Dipipanone is a Schedule I controlled substance in the United States; it has been assigned the ACSCN of 9622 and since 2013 had an annual manufacturing quota of 5 grams.

==Chemistry==
Chemically, dipipanone belongs to the class of opioids called the 4,4-diphenylheptane-3-ones. It closely resembles methadone, the only structural difference being the N,N-dimethyl moiety of methadone being replaced with a piperidine ring. Other related compounds with equivalent activity where the piperidine ring has been replaced by other groups, include the morpholine derivative phenadoxone, as well as the corresponding pyrrolidine derivative dipyanone. The synthesis is the same as for phenadoxone, with the exception that piperidine is used in lieu of morpholine. Related compounds with an isoquinuclidine ring such as nufenoxole are also known.

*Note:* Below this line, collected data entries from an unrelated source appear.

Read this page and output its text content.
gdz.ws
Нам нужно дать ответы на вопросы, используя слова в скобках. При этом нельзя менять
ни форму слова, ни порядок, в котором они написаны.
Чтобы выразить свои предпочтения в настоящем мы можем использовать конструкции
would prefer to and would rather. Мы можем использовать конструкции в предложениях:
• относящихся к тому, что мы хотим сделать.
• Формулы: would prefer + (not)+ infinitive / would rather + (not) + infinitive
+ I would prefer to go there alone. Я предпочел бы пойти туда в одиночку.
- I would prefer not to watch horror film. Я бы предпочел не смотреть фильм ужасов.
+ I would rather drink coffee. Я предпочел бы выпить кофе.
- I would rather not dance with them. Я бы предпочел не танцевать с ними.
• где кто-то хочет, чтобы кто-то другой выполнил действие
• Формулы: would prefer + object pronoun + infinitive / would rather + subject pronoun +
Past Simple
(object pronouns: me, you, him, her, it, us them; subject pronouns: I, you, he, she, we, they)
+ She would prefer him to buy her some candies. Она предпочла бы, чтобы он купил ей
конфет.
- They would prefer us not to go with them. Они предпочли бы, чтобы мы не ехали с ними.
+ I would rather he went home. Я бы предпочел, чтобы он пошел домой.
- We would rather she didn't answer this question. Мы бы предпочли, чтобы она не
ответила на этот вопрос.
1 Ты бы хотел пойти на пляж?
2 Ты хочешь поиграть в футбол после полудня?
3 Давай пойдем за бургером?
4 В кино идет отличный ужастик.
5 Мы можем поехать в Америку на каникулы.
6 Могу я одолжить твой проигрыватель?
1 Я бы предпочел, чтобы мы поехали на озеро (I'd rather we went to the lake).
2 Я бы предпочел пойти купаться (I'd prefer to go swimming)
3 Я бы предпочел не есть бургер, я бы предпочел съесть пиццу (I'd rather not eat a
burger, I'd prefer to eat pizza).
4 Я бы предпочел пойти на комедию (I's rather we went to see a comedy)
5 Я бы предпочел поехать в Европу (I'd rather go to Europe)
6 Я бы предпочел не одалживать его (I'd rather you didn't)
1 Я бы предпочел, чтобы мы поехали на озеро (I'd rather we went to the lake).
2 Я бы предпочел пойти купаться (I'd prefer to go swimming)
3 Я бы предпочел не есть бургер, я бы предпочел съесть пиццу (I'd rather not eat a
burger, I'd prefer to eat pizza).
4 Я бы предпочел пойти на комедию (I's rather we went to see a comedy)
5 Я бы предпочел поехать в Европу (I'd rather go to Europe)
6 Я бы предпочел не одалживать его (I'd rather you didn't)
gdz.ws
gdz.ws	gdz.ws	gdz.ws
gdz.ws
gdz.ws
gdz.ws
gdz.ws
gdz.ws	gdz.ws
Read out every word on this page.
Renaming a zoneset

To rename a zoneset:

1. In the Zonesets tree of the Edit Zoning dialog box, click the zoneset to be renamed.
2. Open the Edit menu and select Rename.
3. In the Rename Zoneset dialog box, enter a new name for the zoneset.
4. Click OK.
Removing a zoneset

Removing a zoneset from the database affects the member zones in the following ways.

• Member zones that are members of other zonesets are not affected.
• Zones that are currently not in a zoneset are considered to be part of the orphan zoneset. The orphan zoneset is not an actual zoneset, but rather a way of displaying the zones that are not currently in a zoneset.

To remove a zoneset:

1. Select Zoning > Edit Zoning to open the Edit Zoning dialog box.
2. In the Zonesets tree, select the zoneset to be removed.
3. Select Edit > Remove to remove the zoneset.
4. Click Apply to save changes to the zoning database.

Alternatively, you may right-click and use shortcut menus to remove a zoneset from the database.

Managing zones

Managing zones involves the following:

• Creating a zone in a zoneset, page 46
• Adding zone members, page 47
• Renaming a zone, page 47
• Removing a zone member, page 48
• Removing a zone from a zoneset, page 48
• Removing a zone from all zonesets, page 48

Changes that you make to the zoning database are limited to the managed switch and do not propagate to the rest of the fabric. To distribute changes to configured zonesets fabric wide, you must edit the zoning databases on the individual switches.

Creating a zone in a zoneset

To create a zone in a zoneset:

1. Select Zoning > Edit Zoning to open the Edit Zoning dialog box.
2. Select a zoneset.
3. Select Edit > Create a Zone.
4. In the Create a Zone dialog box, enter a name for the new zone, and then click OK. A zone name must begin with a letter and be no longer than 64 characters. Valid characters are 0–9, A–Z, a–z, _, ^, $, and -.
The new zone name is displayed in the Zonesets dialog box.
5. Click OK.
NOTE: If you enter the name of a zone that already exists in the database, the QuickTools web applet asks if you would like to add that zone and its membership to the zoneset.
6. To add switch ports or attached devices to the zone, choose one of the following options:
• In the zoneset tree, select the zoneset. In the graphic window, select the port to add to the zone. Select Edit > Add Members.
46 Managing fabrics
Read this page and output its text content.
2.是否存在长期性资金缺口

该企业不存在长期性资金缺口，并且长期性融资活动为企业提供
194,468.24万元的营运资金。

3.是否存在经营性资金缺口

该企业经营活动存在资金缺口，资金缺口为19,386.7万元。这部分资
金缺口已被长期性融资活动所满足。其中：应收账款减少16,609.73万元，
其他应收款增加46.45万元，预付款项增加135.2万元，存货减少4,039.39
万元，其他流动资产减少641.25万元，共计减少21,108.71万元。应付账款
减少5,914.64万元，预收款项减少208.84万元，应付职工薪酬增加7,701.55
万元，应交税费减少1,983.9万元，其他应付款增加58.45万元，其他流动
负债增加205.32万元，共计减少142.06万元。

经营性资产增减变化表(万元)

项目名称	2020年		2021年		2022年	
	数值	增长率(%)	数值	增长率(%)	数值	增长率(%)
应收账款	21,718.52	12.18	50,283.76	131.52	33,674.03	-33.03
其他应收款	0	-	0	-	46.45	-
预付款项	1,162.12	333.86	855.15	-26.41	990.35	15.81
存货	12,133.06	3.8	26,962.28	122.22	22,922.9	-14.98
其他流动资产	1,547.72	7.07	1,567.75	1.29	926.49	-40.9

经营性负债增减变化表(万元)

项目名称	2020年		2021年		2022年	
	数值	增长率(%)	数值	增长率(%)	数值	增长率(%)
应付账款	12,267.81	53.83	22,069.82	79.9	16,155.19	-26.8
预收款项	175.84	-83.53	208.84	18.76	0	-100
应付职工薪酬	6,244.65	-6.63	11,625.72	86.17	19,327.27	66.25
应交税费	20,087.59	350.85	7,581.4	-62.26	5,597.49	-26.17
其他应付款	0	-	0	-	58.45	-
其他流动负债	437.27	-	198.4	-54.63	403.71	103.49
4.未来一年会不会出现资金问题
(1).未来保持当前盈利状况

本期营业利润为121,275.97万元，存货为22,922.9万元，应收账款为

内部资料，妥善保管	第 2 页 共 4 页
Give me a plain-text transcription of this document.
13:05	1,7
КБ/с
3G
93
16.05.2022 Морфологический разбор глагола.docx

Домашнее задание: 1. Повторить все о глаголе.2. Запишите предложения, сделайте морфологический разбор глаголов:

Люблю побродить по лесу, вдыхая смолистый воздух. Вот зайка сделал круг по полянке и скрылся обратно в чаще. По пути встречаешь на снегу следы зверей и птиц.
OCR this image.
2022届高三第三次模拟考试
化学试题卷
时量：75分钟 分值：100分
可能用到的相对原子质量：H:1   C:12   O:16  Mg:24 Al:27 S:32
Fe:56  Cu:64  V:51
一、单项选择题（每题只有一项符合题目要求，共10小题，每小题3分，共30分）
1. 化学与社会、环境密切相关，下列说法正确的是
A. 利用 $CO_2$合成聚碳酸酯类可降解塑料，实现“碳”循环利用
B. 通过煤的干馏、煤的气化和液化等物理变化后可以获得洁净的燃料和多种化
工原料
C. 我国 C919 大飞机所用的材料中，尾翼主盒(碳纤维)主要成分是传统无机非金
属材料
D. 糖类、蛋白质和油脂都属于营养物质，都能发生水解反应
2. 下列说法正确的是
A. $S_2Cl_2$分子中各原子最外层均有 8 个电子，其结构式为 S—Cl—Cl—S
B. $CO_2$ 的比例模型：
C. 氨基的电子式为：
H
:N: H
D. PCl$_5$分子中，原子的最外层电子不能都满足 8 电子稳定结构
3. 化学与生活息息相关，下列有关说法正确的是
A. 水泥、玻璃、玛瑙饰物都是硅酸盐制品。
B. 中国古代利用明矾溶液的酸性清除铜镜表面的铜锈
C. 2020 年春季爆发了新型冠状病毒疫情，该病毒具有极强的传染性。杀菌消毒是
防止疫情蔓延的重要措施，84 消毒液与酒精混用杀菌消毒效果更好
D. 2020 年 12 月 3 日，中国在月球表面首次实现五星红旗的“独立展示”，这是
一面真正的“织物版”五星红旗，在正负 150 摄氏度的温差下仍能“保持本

==Medical and recreational use==
Prescription of dipipanone is discouraged apart from in exceptional circumstances, because of the perceived risk of abuse — the BNF marks the substance as "less suitable for prescribing" along with other older compounds such as pethidine and pentazocine with unusual abuse patterns. The combination with cyclizine leads to a very strong "rush" if the drug is injected, however the tablets contain insoluble binders which can lead to serious injury or death.
During the late 1970s to early 1980s in the UK, many deaths were blamed on misuse of this preparation. As supplies became unavailable, opiate users would mix crushed methadone tablets with crushed cyclizine tablets, in an attempt to replicate the effect of Diconal. When taken orally as indicated for pain, the risk of addiction and euphoric potential is similar to that of morphine, The historical deaths linked to misuse of this drug may make this drug distasteful for prescribing doctors.